The  mechanism   of a Hopfield  net is that if you keep  updating,   you
eventually   converge   to one of your memories  (the best one, in  some
sense).   The usual / better-biologically-motivated  update function  is
considered  to be a stochastic mechanism,  whose update function  is the
same as breadth-first, but bit-by-bit is stochastic.
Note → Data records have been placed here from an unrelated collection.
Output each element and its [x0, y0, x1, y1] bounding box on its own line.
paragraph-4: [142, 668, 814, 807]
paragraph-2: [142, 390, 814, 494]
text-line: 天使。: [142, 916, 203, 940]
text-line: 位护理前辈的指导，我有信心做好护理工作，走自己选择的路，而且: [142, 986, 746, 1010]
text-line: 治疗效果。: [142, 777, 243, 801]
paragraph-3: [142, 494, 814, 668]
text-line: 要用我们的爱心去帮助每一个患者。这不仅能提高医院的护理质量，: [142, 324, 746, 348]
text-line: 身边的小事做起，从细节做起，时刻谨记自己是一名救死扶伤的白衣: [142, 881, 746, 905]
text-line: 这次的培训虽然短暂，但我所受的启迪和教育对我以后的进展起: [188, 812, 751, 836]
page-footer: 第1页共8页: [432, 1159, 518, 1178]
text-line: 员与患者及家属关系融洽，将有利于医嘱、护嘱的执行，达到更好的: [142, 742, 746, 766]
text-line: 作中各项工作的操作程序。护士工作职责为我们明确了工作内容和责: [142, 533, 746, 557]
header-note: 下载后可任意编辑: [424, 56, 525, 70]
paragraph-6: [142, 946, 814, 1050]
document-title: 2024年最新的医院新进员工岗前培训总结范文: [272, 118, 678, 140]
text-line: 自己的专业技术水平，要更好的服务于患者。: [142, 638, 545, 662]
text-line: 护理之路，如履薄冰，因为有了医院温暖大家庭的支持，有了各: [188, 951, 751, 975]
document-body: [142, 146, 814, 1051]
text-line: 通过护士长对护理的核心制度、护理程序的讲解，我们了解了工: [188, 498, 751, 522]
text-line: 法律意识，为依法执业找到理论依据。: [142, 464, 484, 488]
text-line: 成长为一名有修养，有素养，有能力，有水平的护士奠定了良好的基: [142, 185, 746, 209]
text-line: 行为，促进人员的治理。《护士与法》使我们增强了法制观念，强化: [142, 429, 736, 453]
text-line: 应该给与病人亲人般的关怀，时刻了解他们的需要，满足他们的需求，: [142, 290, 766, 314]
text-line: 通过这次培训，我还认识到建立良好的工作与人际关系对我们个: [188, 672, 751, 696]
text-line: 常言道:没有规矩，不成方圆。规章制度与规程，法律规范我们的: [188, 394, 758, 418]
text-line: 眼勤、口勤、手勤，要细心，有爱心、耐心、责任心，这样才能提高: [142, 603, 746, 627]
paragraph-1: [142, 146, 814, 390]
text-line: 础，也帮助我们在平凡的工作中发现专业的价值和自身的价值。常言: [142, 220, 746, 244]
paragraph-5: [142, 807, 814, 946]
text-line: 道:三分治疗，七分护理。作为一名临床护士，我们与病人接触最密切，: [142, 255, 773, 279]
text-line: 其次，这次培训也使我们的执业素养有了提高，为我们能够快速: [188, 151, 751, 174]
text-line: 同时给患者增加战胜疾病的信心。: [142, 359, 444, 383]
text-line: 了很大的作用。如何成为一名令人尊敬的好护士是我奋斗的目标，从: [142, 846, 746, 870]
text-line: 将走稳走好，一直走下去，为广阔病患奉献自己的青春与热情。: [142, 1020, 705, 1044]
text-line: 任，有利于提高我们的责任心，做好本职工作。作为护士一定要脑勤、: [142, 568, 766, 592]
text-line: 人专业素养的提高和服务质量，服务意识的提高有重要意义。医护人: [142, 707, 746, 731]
Alright  I don't know if I mentioned  this about Hopfield nets-  as deep
learning   goes,  they use a few things  we know/research   from  animal
neuronal models.  For example the Lyapunov condition, that it's possible
to use decreasing energy as a metric for convergence to an answer (which
will be stable).

Here  I  note  two important  things  about the  bit-by-bit   stochastic
updates.   (By stochastic  update,  I just mean you choose  one bit (one
neuron)  uniform  randomly,  then apply the bit-update  formula  to that
neuron;  you're guarunteed by the conditions  of Hopfield nets this will
converge to a memory eventually).

Other  than  being  laborious,  what this does not do is increase   some
confidence   metric  in which memory  will be chosen.   It flips  a  bit
congruent converging  to a stable state.  The same bit might  be flipped
again differently  as the system  evolves towards the stable state,  but
the formula always works. Despite the fact the the same bit might flip a
different way later as other parts of the image have been flipped, under
some constraints  at least  the image becomes more similar to one of the
memories,  and attains  stability  (the update is always  to do nothing)
when it reaches one memory or other.

So the answer  being converged  to fades into view over the updates, the
annoying  thing  being that you have to watch whether changes  are still
happening  or not to know whether  you've converged yet. Hopfield  (etc)
have I believe written about how Hopfield nets are useful without having
absolute  knowledge of whether you've finished converging  or not. Well,
that was long winded, but they fade one memory into the foreground  over
time, eventually. That's what they do.

Ah, I didn't  mention my broad strategy  I'm working on yet.  Imagine  a
tree. You have memories  of leaves, memories of a flower, memories  from
the  trunk.   Then  we divide  a picture  of a tree into  a  grid,   and
independently   converge   each  tile of the grid with the same  set  of
memories / update rule locally.

In that context,  each tile will eventually  converge to a unique memory
independently.  But we can just mix other functions into the update rule
(maybe  much slower than we are updating the bits properly).   One of my
ideas is to - and this is painful to execute - when an unconverged  tile
is sufficiently  close to a memory by some threshold, to have rules like
then flipping some bits in neighboring tiles based on another network of
memories,  to do with the organisation  of tiles  making  up a tree.   A
flower  is amoung  leaves,  leaves are above  a trunk  - have relatively
close matches start to stochastically  mutate nearby tiles towards  what
it thinks should be there, but then continue updating properly.

I  think  this  kind  of method   obviously   ruins  the  guaruntee   of
convergence,  though as researched by Hopfield, even if a little ongoing
chaos  has been introduced,  the chaos  might be small and local  enough
that the mechanism is still useful.

As well as chaos, I think a method like this will introduce  hysteresis-
a  random  path being traversed  towards  the convergence  will remember
which tiles it started to get right first.

Letting my mind wander a bit.  I was also looking  a little at Interlisp
Medley's  implementation  of TCP in Maiko/src/inet.c  etc, and interrupt
driven  ether network  mechanics  - 10MBDRIVER  ?  MAIKOETHER  ?   Still
figuring it out. Using interrupt signals rather than polling.